Java二进制搜索树实现问题。

Question

I am developing a binary search tree in java. But i am facing certain difficulties in it. Here is the code

class Node {

    Node left, right;
    Integer data;

    Node(Integer d, Node left, Node right) {
        this.data = d;
        this.left = left;
        this.right = right;
    }
}

class BinaryTree {

    Node root;

    public BinaryTree(Node root) {
        this.root = root;
    }

    void insert(int d)
    {
        if(root==null)
            root= new Node(d, null, null);
        insert(root,d);
    }
    void insert(Node root, int d) {
        if (root == null) {
            root=new Node(d,null,null);
        } else if (d > root.data) {
            insert(root.right, d);
        } else if (d < root.data) {
            insert(root.left, d);
        }
    }

    void inorder(Node root) {
        if (root != null) {
            inorder(root.left);
            System.out.println(root.data);
            inorder(root.right);
        }
    }
}

public class BST {

    public static void main(String[] args) throws IOException {
        BufferedReader br = new BufferedReader(new InputStreamReader(System.in));
        String str = null;
        BinaryTree bt=new BinaryTree(null);
        while (!(str = br.readLine()).equalsIgnoreCase("0")) {
            bt.insert(Integer.parseInt(str));
        }
        bt.inorder(bt.root);
    }
}

The problem here i am facing is as in java there is only pass by value. I am getting the root as null in every case except the first case in which i have passed the newly created root into it. Here when i am making a recursive call to the insert function by passing the value of either left or right of the root then in the new call the new root has been created if required for it but when the function gets over it's values are not reflected to the caller function's variable. In short the problem is due to the call by value being followed by the java.

Can anyone please suggest the solution for this problem?

Answer 1

Your calls to insert(root.right/left, d) do not change the original right/left nodes if they are null, but simply make the method arguments point to a new variable (which, as you noticed, in Java won't change the original reference). Your change to the first root works because you call a different method, insert(int) .

Have you considered making left and right BinaryTree s instead of Node s? Also, instead of using "null", consider having an "empty" BinaryTree (with a null root and an isEmpty method).
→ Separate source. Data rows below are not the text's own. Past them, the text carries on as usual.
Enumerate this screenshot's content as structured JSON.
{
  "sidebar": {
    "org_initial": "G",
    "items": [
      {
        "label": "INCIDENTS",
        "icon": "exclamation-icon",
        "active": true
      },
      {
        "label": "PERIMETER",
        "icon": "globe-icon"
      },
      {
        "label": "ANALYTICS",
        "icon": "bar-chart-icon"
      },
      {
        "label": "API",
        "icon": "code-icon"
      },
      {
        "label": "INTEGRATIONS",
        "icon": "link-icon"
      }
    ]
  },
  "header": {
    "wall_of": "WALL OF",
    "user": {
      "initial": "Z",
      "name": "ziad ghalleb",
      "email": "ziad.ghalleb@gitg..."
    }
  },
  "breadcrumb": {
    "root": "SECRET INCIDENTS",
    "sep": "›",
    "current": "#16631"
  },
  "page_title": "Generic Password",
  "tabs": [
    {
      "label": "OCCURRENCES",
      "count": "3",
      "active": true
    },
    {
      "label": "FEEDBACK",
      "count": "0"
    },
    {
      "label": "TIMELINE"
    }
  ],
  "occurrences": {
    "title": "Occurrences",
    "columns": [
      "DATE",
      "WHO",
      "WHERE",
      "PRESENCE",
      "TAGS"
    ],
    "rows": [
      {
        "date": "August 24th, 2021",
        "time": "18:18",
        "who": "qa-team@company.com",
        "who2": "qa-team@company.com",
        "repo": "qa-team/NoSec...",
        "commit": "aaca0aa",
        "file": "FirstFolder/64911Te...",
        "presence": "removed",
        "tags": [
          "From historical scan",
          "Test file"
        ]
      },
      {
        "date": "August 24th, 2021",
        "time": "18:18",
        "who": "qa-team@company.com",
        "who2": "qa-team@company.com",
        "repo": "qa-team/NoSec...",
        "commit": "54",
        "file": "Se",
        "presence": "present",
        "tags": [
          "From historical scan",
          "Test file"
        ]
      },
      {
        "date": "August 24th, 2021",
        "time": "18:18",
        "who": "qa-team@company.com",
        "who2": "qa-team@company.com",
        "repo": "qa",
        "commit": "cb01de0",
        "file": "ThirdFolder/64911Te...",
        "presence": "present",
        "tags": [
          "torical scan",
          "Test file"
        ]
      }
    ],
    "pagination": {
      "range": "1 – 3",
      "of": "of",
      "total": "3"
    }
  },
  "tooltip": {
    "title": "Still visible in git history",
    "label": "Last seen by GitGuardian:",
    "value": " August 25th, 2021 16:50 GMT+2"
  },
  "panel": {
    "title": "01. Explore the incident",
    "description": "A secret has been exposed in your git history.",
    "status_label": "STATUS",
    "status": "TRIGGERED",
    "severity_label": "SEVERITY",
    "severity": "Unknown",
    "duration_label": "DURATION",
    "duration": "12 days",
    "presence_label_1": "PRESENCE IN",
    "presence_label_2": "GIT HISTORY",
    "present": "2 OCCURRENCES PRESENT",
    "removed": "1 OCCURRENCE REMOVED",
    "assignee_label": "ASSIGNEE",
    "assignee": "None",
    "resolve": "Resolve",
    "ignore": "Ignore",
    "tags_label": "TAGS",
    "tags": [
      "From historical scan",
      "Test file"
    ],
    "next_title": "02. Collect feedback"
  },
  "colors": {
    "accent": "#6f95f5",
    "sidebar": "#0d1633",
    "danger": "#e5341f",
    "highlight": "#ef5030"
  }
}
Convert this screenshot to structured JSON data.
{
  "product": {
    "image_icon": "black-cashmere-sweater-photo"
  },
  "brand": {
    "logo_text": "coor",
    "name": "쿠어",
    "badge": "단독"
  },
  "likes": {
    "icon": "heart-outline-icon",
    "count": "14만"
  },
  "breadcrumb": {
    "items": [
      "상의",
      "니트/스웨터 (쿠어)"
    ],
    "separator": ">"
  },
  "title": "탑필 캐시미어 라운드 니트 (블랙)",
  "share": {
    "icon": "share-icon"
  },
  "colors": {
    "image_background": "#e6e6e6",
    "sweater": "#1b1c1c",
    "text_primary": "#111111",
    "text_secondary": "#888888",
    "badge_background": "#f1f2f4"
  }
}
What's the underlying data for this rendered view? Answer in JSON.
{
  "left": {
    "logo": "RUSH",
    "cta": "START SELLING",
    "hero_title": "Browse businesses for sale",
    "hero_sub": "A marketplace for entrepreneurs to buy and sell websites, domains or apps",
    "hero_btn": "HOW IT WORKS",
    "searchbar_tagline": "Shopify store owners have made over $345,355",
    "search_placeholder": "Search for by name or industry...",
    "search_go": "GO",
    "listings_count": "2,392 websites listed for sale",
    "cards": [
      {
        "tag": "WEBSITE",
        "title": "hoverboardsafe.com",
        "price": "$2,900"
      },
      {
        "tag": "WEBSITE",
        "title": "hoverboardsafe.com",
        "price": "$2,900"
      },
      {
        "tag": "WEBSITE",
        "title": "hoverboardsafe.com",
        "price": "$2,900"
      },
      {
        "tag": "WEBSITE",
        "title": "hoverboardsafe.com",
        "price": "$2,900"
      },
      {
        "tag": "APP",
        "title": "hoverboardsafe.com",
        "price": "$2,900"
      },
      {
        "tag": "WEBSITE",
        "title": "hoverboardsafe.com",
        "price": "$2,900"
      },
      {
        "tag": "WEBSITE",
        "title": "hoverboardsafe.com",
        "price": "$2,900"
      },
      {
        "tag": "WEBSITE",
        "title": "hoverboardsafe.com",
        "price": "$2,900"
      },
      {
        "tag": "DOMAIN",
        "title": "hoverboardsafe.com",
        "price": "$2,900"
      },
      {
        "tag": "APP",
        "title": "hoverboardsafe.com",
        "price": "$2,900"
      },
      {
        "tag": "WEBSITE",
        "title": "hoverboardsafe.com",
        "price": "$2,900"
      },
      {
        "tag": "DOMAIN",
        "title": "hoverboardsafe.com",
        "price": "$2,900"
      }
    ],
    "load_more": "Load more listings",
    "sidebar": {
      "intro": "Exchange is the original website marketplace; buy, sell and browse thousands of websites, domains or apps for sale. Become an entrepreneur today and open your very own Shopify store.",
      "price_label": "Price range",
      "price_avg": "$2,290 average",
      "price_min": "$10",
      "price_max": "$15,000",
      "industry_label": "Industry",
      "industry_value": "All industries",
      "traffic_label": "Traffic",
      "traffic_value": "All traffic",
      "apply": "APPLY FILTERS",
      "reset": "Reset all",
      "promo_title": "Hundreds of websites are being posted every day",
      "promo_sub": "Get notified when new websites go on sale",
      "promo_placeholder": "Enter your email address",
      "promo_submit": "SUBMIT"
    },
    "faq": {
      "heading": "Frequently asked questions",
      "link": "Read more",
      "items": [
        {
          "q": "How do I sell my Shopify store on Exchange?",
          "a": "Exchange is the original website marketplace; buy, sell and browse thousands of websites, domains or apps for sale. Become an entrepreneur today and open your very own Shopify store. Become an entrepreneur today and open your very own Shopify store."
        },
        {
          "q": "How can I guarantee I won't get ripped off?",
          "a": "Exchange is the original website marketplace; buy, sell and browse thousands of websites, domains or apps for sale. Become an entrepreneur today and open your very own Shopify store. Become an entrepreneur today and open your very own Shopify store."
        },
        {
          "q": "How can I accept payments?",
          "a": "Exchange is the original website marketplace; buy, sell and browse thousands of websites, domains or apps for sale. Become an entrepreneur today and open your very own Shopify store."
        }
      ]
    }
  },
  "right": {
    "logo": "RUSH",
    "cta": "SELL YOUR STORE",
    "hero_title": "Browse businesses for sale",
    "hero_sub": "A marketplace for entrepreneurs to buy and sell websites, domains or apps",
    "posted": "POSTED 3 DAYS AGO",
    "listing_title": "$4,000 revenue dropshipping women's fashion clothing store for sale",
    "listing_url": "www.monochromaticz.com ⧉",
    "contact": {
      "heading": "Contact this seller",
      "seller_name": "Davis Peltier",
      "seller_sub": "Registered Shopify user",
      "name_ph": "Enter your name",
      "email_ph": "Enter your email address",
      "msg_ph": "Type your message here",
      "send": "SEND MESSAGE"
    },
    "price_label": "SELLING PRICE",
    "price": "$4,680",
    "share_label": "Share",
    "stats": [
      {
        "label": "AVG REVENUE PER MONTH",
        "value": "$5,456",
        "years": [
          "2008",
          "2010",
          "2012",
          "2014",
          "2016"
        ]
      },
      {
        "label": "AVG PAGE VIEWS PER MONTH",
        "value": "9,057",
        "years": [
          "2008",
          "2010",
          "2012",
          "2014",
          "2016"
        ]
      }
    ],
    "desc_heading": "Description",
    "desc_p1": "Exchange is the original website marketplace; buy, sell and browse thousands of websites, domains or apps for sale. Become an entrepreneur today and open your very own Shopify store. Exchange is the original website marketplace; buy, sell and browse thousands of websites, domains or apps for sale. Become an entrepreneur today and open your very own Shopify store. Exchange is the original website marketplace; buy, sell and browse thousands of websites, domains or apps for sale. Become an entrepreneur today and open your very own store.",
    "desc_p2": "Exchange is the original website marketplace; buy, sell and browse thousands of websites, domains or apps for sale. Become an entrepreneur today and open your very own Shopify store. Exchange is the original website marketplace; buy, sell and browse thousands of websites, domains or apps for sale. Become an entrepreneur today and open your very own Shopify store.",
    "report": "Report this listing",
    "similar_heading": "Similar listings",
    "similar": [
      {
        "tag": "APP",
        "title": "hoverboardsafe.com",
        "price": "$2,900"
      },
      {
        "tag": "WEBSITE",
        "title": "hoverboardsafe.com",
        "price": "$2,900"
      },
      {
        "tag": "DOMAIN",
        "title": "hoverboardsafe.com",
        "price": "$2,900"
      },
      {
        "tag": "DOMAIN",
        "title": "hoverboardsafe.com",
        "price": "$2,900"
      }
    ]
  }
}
Note that conceptually , left and right are trees, not nodes, so the design will be cleaner.

---

Example code. Untested but the idea should be right:

class Node {

    BinaryTree left, right;
    Integer data;

    Node(Integer d, BinaryTree left, BinaryTree right) {
        this.data  = d;
        this.left  = left;
        this.right = right;
    }
} 

class BinaryTree {

    Node root;

    // Empty tree
    BinaryTree() {
        this(null);
    }

    BinaryTree(Node root) {
        this.root == root;
    }

    void insert(int d) {

        if (this.root == null) {

            // The tree was empty, so it creates a new root with empty subtrees
            this.root = new Node(d, new BinaryTree(), new BinaryTree());

        } else if (d > this.root.data) {
            this.root.right.insert(d);
        } else if (d < this.root.data) {
            this.root.left.insert(d);
        }
    }
}

Notes:

• I respected the style of your existing code.
• This implementation will skip repeated elements.

Answer 2

Suggestions,

• I wouldn't use an Integer if you mean to use an int value.
• If you are reproducing code which is in the JVM already, I would read how the code works there first (and copy what you need)
• When I have a bug in my code, I use the debugger to work out what is going wrong.
• I start with a the simplest unit I can make which shows the problem, and fixes that simple situation.

I would post the simplest unit test, which anyone can reproduce, and what you see in the debugger here if it doesn't make any sense.

This doesn't really answer your question, but is too long for a comment. ;)